More Complex Issues Surface
Significant progress has been made regarding
the topics discussed at the Seneca Falls Convention in 1848. The people
attending that landmark discussion would not even have imagined the issues
of the Women’s Rights Movement in the 1990s. Much of the discussion has
moved beyond the issue of equal rights and into territory that is controversial,
even among feminists. To name a few:
Women’s reproductive rights. Whether or
not women can terminate pregnancies is still controversial twenty-five
years after the Supreme Court ruling in Roe v. Wade affirmed women’s choice
during the first two trimesters.
Women’s enrollment in military academies
and service in active combat. Are these desirable?
Women in leadership roles in religious
worship. Controversial for some, natural for others.
Affirmative action. Is help in making up
for past discrimination appropriate? Do qualified women now face a level
playing field?
The mommy track. Should businesses accommodate
women’s family responsibilities, or should women compete evenly for advancement
with men, most of whom still assume fewer family obligations?
Pornography. Is it degrading, even dangerous,
to women, or is it simply a free speech issue?
Sexual harassment. Just where does flirting
leave off and harassment begin?
Surrogate motherhood. Is it simply the
free right of a woman to hire out her womb for this service?

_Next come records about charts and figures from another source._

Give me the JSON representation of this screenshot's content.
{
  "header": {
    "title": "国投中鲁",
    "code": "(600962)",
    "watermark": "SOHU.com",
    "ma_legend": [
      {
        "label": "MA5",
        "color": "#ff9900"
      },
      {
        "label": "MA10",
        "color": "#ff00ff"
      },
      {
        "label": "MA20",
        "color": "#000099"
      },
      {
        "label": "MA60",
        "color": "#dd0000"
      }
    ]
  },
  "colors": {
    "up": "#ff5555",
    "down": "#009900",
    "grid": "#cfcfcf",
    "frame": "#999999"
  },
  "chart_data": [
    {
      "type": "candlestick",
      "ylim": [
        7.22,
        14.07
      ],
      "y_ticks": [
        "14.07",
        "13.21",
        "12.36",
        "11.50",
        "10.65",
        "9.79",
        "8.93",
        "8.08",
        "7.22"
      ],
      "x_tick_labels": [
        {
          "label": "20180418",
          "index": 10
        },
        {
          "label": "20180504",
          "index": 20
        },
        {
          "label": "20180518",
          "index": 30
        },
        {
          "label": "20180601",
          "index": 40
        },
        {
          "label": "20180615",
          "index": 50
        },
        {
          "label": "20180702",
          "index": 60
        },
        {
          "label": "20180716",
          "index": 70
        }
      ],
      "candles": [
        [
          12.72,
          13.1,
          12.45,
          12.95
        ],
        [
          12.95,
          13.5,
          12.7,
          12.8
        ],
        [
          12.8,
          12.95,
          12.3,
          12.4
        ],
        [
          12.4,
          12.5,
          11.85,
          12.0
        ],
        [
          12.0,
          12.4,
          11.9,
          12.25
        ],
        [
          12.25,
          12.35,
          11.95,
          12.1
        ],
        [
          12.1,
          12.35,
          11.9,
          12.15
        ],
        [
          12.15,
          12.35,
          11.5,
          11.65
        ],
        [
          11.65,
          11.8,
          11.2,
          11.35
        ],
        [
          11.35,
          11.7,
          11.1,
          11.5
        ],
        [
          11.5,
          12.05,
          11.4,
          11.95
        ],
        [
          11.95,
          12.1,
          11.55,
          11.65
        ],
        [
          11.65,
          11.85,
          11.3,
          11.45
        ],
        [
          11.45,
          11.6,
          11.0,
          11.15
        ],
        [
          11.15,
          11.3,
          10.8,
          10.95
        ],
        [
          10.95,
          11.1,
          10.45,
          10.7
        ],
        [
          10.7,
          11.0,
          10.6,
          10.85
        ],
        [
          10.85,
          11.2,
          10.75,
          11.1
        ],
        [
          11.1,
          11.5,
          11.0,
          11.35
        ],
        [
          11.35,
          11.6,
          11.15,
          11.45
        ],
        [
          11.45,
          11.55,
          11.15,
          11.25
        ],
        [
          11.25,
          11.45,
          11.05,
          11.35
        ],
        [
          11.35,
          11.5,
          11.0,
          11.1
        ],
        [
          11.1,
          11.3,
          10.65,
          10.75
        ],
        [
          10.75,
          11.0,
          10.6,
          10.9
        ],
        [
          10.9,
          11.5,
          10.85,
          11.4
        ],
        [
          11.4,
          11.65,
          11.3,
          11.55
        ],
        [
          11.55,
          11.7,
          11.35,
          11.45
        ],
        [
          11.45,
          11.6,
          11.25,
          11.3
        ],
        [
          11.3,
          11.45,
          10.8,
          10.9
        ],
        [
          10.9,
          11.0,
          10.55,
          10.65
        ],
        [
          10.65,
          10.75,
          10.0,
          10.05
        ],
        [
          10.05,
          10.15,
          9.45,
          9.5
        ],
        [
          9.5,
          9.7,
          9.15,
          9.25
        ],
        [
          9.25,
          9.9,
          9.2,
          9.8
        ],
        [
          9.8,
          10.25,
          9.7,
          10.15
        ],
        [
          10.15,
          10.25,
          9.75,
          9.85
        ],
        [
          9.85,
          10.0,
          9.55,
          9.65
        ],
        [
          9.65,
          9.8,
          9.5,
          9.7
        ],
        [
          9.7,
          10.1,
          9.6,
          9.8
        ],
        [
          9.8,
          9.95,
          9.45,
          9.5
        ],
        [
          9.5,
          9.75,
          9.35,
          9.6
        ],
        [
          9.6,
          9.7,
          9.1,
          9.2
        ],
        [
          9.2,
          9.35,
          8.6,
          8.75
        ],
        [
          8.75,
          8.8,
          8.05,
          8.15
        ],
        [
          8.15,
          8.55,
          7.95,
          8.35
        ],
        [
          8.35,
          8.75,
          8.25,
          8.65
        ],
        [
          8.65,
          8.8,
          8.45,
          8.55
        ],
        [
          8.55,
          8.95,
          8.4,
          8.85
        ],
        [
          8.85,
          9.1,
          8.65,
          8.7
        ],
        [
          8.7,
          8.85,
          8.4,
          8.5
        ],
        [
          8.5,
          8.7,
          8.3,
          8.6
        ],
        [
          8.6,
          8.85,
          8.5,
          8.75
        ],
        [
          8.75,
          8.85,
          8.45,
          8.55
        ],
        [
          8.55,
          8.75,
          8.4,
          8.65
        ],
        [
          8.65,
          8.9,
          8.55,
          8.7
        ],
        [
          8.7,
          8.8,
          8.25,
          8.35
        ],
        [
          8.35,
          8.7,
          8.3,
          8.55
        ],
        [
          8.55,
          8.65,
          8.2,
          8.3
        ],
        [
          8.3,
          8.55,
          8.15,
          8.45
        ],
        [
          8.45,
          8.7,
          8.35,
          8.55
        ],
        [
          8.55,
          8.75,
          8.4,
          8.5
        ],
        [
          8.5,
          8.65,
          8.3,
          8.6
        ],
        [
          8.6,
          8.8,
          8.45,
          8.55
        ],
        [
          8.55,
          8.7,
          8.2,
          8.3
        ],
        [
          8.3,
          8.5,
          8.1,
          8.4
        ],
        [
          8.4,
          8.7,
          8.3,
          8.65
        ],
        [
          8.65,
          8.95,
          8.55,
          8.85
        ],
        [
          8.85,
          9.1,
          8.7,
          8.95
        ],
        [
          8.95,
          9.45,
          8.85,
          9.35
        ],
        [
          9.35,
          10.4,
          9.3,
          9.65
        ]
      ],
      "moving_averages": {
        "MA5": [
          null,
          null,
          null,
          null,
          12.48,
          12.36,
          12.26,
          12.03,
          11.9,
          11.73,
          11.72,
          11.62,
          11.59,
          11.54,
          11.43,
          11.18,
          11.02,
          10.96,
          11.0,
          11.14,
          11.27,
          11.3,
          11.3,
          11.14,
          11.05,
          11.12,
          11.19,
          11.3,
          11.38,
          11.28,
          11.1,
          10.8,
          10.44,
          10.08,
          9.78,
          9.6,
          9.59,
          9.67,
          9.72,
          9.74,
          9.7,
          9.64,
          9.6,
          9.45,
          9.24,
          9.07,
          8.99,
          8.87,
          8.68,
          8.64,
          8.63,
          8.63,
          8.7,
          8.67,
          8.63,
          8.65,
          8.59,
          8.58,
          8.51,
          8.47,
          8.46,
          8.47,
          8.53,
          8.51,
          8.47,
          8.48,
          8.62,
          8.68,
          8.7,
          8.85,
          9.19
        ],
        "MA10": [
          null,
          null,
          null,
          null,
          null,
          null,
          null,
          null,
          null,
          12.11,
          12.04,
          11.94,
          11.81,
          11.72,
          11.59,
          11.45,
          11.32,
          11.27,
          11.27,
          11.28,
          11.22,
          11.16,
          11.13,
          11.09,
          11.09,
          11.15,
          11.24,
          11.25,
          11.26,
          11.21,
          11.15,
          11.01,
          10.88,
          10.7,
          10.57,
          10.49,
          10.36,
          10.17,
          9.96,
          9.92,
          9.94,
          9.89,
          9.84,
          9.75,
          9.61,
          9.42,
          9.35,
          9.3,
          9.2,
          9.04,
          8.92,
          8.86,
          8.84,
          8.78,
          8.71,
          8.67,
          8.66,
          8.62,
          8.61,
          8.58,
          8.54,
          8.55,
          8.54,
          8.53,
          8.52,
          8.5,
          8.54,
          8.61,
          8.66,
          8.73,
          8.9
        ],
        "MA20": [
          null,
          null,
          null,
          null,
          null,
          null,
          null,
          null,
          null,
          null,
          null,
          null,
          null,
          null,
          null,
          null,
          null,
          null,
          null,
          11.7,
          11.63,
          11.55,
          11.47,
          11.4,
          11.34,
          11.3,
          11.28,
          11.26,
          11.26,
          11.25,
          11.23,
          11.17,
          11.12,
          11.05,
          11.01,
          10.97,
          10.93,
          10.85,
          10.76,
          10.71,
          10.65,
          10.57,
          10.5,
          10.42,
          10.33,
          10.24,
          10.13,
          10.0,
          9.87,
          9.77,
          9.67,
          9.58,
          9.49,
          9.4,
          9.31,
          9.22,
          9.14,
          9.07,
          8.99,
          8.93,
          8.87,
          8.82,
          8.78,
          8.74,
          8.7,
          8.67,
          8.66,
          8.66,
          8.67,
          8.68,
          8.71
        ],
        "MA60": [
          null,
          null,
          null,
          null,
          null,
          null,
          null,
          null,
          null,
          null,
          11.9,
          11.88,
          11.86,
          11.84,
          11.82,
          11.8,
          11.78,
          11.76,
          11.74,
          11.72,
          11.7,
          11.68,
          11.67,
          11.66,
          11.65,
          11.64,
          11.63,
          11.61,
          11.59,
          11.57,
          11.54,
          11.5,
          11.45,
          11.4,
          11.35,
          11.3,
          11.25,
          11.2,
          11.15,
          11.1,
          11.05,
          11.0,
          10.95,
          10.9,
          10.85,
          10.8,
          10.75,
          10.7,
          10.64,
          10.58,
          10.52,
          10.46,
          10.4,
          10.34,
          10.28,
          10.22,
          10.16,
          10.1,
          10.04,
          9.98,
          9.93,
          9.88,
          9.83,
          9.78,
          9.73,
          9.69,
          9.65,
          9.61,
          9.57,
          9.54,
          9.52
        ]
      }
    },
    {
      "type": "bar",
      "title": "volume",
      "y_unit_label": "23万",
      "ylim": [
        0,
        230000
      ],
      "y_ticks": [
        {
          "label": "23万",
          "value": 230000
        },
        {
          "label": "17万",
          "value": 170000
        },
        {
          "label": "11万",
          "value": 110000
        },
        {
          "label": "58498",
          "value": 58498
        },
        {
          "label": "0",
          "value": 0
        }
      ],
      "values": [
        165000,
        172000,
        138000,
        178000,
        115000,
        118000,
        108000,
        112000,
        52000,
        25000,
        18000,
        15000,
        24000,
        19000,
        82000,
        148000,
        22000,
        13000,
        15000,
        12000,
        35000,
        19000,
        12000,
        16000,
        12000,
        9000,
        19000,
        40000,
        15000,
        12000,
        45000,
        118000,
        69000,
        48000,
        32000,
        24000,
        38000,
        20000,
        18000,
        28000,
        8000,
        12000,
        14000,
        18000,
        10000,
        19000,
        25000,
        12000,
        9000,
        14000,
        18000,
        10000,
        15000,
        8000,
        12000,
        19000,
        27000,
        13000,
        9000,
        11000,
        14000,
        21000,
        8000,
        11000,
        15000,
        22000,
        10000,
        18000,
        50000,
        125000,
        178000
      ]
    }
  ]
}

Social Security benefits allocated equally
for homemakers and their working spouses, to keep surviving wives from
poverty as widows.
Today, young women proudly calling themselves
“the third wave” are confronting these and other thorny issues. While many
women may still be hesitant to call themselves “feminist” because of the
ever-present backlash, few would give up the legacy of personal freedoms
and expanded opportunities women have won over the last 150 years. Whatever
choices we make for our own lives, most of us envision a world for our
daughters, nieces and granddaughters where all girls and women will have
the opportunity to develop their unique skills and talents and pursue their
dreams.
1998: Living the Legacy
In the 150 years since that first, landmark
Women’s Rights Convention, women have made clear progress in the areas
addressed by Elizabeth Cady Stanton in her revolutionary Declaration of
Sentiments. Not only have women won the right to vote we are being elected
to public office at all levels of government. Jeannette Rankin was the
first woman elected to Congress, in 1916. By 1971, three generations later,
women were still less than three percent of our congressional representatives.
Today women hold only 11% of the seats in Congress, and 21% of the state
legislative seats. Yet, in the face of such small numbers, women have successfully
changed thousands of local, state, and federal laws that had limited women’s
legal status and social roles.
In the world of work, large numbers of
women have entered the professions, the trades, and businesses of every
kind. We have opened the ranks of the clergy, the military, the newsroom.
More than three million women now work in occupations considered “nontraditional”
until very recently.
We’ve accomplished so much, yet a lot still
remains to be done. Substantial barriers to the full equality of America’s
women still remain before our freedom as a Nation can be called complete.